Plane and Simple

Jim Hardy is one of golf's most respected swing gurus, but his best-selling book and new DVD series, The Plane Truth for Golfers, will have you second guessing all of those "one size fits all" swing tips.

"The thrust of the book and DVD series are identical: There are two types of golf swings out there, One-Plane and Two-Plane, and until you figure out which one you employ, the reams of golf-instruction advice out there won't help you a bit," Hardy says.

"Both swings work. My goal is to help golfers discover which swing they've got. Only then can they make sense of all the seemingly contradictory swing information out there.



"Here's an example: Stay behind the ball. We've all heard that one, and if you have a Two-Plane Swing - erect and upright - this is great advice. Staying behind helps shallow out your steep angle of approach. But for a One-Planer - who swings flatter and already comes at the ball from a shallow angle - staying behind the ball is disastrous advice. You'll be hitting it fat and thin all day long.

"Here's another one: Swing down the target line. Good for Two-Planers, totally inappropriate for One-Planers, whose swings must be more rounded. Don't cast from the top? Not bad advice for a One-Planer. Terrible for a Two-Planer."

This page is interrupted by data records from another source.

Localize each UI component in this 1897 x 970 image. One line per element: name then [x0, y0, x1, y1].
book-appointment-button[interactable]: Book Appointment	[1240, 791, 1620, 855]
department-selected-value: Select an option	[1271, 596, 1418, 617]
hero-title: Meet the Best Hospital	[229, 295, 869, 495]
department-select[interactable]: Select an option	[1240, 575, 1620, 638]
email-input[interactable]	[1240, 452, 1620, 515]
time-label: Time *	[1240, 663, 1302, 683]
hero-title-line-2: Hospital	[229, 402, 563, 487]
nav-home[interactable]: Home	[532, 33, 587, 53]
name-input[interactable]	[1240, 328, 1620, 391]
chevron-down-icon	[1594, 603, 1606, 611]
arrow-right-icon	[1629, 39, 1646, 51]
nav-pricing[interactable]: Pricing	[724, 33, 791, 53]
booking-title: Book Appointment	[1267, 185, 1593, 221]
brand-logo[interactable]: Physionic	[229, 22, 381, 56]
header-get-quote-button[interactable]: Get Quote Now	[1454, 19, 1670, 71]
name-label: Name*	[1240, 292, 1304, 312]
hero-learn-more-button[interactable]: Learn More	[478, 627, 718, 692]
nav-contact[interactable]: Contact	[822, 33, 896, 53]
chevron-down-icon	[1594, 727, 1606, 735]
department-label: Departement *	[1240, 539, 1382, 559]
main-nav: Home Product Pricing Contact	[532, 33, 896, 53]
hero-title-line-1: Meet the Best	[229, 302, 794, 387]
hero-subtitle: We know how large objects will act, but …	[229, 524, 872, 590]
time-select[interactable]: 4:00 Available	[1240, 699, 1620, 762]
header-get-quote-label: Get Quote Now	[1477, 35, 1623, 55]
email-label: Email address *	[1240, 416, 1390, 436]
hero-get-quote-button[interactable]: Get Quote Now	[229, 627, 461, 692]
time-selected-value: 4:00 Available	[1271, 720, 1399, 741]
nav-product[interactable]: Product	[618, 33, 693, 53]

It's a puzzle, but Hardy's book, and now the DVD series, are the decoder rings.

"I've sensed these disconnects for 35 years. Heck, I contributed to them - giving swing advice that flat-out failed when I had seen it succeed for others. This is the revelation of the Plane Truth. It educates golfers as to which swings they have, and helps them screen for only the instruction that applies to them."